WASHINGTON — White House press secretary Sean Spicer turned it up to 11 at his daily press briefing on Thursday.
Spicer, who has come under massive scrutiny in the wake of a biting Saturday Night Live sketch about him and a series of leaks about how displeased President Trump is with his performance, battled with reporters for 30 minutes — seeking out confrontation wherever he could find it.
Spicer repeatedly interrupted and talked over reporters — particularly when they sought clarification on the criticism Trump has leveled at Sen. Richard Blumenthal (D., Conn.) over how he characterized a meeting with Supreme Court nominee Neil Gorsuch. Spicer's incredulity over reporters "not getting" his obvious attempt to split hairs on Trump and Gorsuch made for several very awkward moments. Separately, Spicer mocked a reporter for questioning whether a tweet from the president was more important than a statement by his press secretary. He balked at reporters as they tried to ask follow-up questions — any follow-up questions.
— CBS News (@CBSNews) February 9, 2017
In short: Spicer was on the offensive, annoyed at those who got in his way and not afraid to make that clear to everyone. Unintentionally —I think! — Spicer seemed to be channeling Melissa McCarthy's impersonation of him over the weekend.
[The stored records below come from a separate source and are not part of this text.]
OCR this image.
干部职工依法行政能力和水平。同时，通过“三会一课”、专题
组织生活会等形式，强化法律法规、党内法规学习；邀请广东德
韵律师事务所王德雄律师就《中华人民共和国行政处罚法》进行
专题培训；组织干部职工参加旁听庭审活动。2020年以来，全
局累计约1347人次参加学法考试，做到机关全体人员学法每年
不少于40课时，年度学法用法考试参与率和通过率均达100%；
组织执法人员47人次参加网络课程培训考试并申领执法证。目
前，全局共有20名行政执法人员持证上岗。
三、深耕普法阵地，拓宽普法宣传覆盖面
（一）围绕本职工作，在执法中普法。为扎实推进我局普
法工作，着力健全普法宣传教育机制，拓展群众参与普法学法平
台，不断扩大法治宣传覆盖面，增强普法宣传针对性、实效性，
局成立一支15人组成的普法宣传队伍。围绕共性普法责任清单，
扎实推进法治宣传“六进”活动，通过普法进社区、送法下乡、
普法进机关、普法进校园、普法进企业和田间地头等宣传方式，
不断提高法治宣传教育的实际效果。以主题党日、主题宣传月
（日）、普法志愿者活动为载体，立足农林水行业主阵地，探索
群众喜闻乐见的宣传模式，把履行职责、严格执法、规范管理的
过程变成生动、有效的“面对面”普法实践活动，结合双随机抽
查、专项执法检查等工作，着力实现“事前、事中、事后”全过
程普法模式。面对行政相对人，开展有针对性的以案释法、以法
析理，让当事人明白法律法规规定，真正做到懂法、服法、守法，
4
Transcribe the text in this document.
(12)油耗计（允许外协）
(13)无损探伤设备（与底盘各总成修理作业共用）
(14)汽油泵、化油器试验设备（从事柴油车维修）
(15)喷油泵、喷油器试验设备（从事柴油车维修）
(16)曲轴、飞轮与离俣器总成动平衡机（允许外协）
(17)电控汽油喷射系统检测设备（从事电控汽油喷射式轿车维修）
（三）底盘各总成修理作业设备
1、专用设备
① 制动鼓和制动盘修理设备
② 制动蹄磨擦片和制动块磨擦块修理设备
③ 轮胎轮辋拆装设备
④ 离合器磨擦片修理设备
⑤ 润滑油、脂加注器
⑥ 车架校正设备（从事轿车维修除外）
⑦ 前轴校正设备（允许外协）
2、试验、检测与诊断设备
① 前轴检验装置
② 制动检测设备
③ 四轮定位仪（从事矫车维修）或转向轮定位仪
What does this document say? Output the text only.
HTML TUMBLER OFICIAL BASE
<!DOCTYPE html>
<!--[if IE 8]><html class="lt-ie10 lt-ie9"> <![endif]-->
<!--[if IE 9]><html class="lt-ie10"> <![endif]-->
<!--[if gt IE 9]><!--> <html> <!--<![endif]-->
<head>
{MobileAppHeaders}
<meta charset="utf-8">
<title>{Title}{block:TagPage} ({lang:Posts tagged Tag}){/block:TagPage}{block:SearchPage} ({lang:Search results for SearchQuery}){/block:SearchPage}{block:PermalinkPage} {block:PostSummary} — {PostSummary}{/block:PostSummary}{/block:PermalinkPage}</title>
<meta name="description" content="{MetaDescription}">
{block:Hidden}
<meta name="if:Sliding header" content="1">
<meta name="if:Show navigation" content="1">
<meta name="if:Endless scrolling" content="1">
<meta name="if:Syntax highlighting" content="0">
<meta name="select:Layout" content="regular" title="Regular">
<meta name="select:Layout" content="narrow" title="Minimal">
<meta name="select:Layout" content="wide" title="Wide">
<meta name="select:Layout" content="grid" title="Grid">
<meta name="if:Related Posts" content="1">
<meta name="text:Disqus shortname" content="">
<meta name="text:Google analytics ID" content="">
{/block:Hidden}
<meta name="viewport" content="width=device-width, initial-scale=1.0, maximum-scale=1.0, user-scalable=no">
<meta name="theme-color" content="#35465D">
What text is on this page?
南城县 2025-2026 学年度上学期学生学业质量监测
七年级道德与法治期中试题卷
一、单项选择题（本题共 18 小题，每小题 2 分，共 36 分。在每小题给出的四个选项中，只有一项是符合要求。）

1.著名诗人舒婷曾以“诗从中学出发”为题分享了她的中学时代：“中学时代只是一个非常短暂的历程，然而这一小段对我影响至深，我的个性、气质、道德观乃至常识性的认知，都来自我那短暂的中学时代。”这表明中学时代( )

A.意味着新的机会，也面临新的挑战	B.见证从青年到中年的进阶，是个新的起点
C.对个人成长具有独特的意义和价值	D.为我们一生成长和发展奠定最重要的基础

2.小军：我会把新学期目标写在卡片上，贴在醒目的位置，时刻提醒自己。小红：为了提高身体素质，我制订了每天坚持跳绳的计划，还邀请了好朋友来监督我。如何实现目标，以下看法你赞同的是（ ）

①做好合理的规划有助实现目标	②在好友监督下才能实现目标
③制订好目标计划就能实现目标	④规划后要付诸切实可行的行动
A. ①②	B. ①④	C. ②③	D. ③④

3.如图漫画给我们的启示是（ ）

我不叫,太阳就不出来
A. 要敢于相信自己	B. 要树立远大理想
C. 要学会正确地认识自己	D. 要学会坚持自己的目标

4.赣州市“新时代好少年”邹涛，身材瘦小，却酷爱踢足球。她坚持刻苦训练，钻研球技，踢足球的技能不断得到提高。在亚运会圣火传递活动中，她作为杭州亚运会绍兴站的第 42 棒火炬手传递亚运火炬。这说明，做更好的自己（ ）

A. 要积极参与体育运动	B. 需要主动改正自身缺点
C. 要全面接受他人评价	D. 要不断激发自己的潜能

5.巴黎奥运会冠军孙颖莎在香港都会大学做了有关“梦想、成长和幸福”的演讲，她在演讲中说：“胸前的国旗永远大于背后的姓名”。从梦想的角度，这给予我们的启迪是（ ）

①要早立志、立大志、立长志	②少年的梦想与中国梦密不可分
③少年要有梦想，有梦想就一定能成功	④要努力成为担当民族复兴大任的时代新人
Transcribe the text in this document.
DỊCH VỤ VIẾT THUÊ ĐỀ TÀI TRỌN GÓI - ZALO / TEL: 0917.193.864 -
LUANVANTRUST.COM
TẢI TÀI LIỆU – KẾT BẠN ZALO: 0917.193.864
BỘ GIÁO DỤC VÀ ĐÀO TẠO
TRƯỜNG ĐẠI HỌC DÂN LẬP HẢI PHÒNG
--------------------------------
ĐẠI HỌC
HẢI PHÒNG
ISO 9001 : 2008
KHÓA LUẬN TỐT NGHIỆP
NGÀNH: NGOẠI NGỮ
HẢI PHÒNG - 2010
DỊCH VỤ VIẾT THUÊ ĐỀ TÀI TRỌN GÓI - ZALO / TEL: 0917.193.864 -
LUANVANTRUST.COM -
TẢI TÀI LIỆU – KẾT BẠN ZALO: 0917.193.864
He didn't actually pick up the podium and shove it in anyone's face but he sure seemed like he wanted to.
Spicer has never been a wilting flower behind the podium but, with the exception of his scolding of reporters on the first Saturday of the Trump presidency, he's generally been good-natured in his daily briefing. The change Thursday was somewhat striking. It was also yet more evidence that Spicer continues to try to find his way in the job even as his boss watches everything he does very, very closely.
Aggressive Spicer is likely to please Trump who, according to administration aides, has previously expressed disappointment with Spicer for not being a forceful enough advocate for him and his agenda. The problem for Spicer of course is that he really has two constituencies: Trump and the press who cover Trump. And while his tone Thursday probably brought a smile to Trump's face, it's the sort of performance that, if repeated, will sap some of the goodwill from the media that Spicer needs to do his job well.
This is the dilemma of every press secretary — please the boss or please reporters? — since the position was created. But Spicer's challenge is made even more difficult because Trump and some of his most senior advisers have made clear that he views the media as the opposition party. That makes treating the press with anything but total disdain a losing strategy for Spicer within the White House.
Maybe Aggressive Spicer is who we will see from now on. But anger — like all strong emotions — gets less effective the more you rely on it.